Meera Iyer
6 Mar 2026
Why do I get exhausted after just 2 laps of freestyle?
I've been swimming at a pool in Chennai for 2 months. I can do 2 laps (50 metres) of freestyle and then I'm completely out of breath and have to rest for 2 minutes. Meanwhile I see others cruising for 30-40 laps non-stop. I jog 5K regularly so I know my cardio isn't that bad. What am I doing wrong? I think my technique might be off but I'm not sure what specifically. I feel like I'm fighting the water instead of gliding through it.
2 Answers
Ananya Reddy
7 Mar 2026
This is the most common problem for new freestyle swimmers and it's 90% technique, not fitness! You're absolutely right that you're "fighting the water." Here's what's happening and how to fix it: **Problem 1: Breathing (The Biggest Issue)** You're probably lifting your HEAD out of the water to breathe. This sinks your legs and creates massive drag. **Fix:** Turn your head to the side, keeping one goggle in the water and one out. Breathe into the "bow wave" pocket created by your head moving through the water. Your mouth only needs to be above water for a split second. Exhale UNDERWATER through your nose/mouth continuously between breaths. Most beginners hold their breath and then try to exhale AND inhale when they turn – which means you're only inhaling for 0.5 seconds. Not enough! **Drill:** Hold the wall with one hand, face down, kick gently, and practice turning your head to breathe every 3 seconds. Do this for 10 minutes. Get comfortable exhaling underwater. **Problem 2: Body Position** Your legs are probably sinking. This creates drag equivalent to swimming uphill. **Fix:** - Push your chest slightly DOWN into the water (counterintuitive but it lifts your hips and legs) - Look at the pool floor, not forward.

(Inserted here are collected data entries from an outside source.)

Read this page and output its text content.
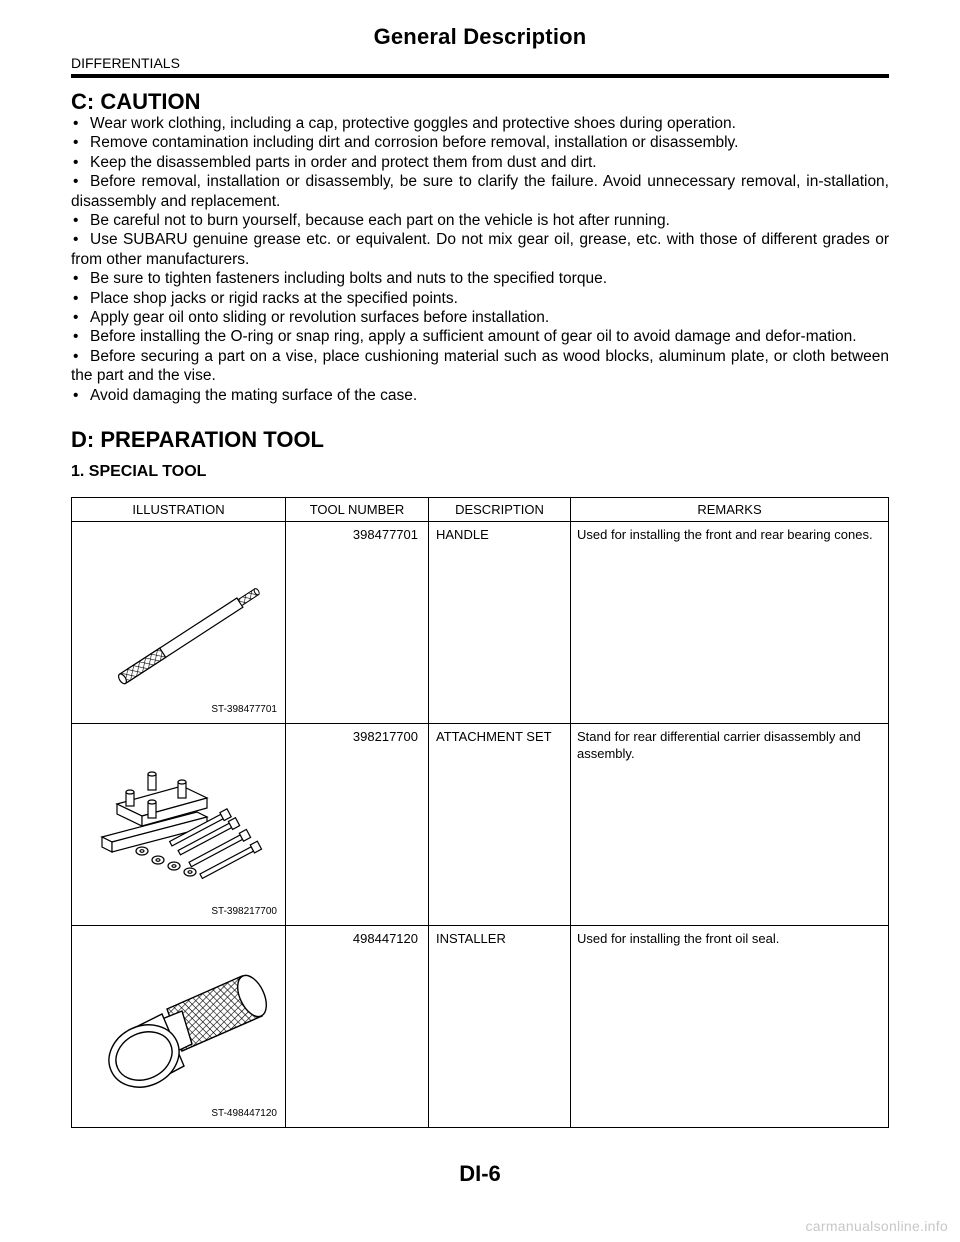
General Description
DIFFERENTIALS
C: CAUTION
• Wear work clothing, including a cap, protective goggles and protective shoes during operation.
• Remove contamination including dirt and corrosion before removal, installation or disassembly.
• Keep the disassembled parts in order and protect them from dust and dirt.
• Before removal, installation or disassembly, be sure to clarify the failure. Avoid unnecessary removal, in-stallation, disassembly and replacement.
• Be careful not to burn yourself, because each part on the vehicle is hot after running.
• Use SUBARU genuine grease etc. or equivalent. Do not mix gear oil, grease, etc. with those of different grades or from other manufacturers.
• Be sure to tighten fasteners including bolts and nuts to the specified torque.
• Place shop jacks or rigid racks at the specified points.
• Apply gear oil onto sliding or revolution surfaces before installation.
• Before installing the O-ring or snap ring, apply a sufficient amount of gear oil to avoid damage and defor-mation.
• Before securing a part on a vise, place cushioning material such as wood blocks, aluminum plate, or cloth between the part and the vise.
• Avoid damaging the mating surface of the case.
D: PREPARATION TOOL
1. SPECIAL TOOL
ILLUSTRATION	TOOL NUMBER	DESCRIPTION	REMARKS

ST-398477701	398477701	HANDLE	Used for installing the front and rear bearing cones.

ST-398217700	398217700	ATTACHMENT SET	Stand for rear differential carrier disassembly and assembly.

ST-498447120	498447120	INSTALLER	Used for installing the front oil seal.
DI-6
carmanualsonline.info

Your head position controls your body position. - Tighten your core slightly – imagine trying to make yourself as long and streamlined as possible. **Drill:** Swim with a pull buoy between your legs. This forces your legs up and lets you feel what correct body position feels like. Swim 200m with a pull buoy, then remove it and try to maintain that feeling. **Problem 3: Kicking Too Hard** Beginners often kick furiously, which burns energy fast. Your kick in freestyle should be a gentle flutter from the hips, not big splashy kicks from the knees. **Fix:** Kick should be about 20% of your forward propulsion. If you're splashing wildly, you're wasting energy. Think "small, fast kick from the hips" not "big kick from the knees." **Reality check:** With these fixes, you should be swimming 200m non-stop within 2-3 weeks. Within 2 months, 1000m should be achievable. Swimming efficiency improvements are dramatic – small technique changes yield massive results.
Sneha Desai
8 Mar 2026
Ananya covered the technique beautifully. One more thing that helped me enormously: **Count your strokes per length.** An efficient swimmer does 16-20 strokes per 25m. A beginner might do 30-40+. If you're taking too many strokes, you're slipping through the water without actually moving forward. **Fix:** After each stroke, GLIDE for a moment before starting the next stroke. Extend your hand fully forward underwater and hold that streamlined position for a beat. Think "Reach, Pull, Glide" rather than frantic arm windmilling. **Simple workout to start:** - 4 × 25m with 30-second rest (focus on breathing) - 4 × 25m with pull buoy, 20-second rest - 4 × 25m counting strokes, trying to reduce by 1 each time - Total: 300m. Sounds little but quality beats quantity in swimming. Also, if you can afford one thing, invest in **3-4 sessions with a private coach** (₹500-800 per session in Chennai). They can fix your form issues in one session that might take months to self-correct from YouTube videos. The MRC Swimming pool in Mylapore has excellent private coaching.